Further sponsorship by International Art Services (IAS) means that the Gallery can cover the costs of return transport on artworks selected for the finalist exhibition. This frees up the artist a little, especially artists from out of state who are usually encumbered by freight costs. 

‘This partnership enables us to include artists from across the country, and to showcase the best contemporary Australian art being made now. It just opens up our whole perspective,’ said Sawyer.

Caloundra Regional Gallery has ticked all the boxes and reinvented this prize to remain current. The Gallery also publishes a catalogue for the prize with reproductions and statements by each artist, which is a fantastic career tool that lasts well beyond the prize period.

Part of the award’s legacy is its alumni of winners, including Tony Albert (2007), Scott Redford (2008), David Fairbairn (2012), Celeste Chandler (2013) and Michael Cook (2016), adding to the award’s building prestige.

‘If you look at artists who are high profile, and look at their CVs, art prizes are always there on their way up. Someone like Tony Albert won the Sunshine Coast Art Prize at the start of his career trajectory. It does have an importance. It is really about getting your work out there - to be visible - and to have your work shown. It’s crazy to underestimate that value,’ said Sawyer.

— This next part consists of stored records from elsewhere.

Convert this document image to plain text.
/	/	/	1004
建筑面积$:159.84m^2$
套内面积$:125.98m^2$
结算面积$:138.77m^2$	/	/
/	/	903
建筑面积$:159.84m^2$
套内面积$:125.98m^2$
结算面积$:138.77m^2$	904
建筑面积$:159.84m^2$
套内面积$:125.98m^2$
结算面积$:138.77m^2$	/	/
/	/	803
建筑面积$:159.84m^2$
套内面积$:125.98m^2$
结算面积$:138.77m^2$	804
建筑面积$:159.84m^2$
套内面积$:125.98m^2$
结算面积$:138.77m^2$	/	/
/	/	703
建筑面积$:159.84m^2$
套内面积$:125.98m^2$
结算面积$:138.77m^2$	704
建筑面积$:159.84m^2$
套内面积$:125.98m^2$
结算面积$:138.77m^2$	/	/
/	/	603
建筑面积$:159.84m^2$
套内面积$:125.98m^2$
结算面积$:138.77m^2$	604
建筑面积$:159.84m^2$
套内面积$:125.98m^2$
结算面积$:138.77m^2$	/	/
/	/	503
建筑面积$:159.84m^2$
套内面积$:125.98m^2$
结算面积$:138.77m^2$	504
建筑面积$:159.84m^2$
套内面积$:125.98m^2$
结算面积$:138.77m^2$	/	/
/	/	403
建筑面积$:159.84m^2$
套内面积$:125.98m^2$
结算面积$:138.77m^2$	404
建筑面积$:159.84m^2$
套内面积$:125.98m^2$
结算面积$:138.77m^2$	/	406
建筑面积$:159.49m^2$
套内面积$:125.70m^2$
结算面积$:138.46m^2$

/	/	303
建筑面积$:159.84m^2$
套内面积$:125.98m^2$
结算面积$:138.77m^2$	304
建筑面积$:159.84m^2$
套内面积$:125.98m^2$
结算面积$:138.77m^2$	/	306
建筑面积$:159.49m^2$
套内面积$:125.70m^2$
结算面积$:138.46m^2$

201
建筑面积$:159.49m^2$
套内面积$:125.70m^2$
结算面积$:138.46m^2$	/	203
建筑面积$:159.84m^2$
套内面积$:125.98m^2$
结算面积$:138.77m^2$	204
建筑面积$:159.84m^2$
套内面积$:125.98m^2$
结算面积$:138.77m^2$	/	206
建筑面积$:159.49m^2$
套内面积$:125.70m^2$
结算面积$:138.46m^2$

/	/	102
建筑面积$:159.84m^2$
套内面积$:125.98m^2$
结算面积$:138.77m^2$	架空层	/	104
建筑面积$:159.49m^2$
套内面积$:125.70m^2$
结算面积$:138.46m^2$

For any up-and-coming emerging artist, or even mid-career artist, to have their work presented in that field of competition and considered seriously by a judge with a national profile is a professional boon.

This year, Angela Goddard, Director of Griffith Artworks, Griffith University (and formerly with the Queensland Art Gallery) has been confirmed as the judge of for 2017.

Choosing the right award for you

The pressure of making new work for a prize, on top of entry fees and shipping, can be a burden for an artist. Sunshine Coast Art Prize makes it easy. The guidelines are:

  • A 2D artwork in any media, measuring up to 150 x 150cm
  • The work must have been made within the last two years
  • It must be framed, or ready to hang
  • You have to be an Australian resident
  • All you have to do is fill in the entry form and submit three images, one for prize consideration and two supporting images.

Sawyer says the number one rule for getting a look-in is good images.

‘Remember the pre-selection panel is working from what is being submitted, so make that image good both in terms of quality and also in terms of context. It is amazing how often the two back up images have no relation at all – it is as though they are made by a different artist,’ he said.

Over the 11 years of the prize to date, only two women have won. ‘We would love another female winner,’ said Sawyer. ‘A number of our judges have been female over the years. At the end of the day it’s down to the work on the wall.’

Sunshine Coast Art Prize 2017 finalists will be announced in May 2017 and will be showcased in an exhibition held at Caloundra Regional Gallery from 17 August – 8 October 2017.

The Sunshine Coast Art Prize 2017 is currently calling for entries. Get yours in before 31 March.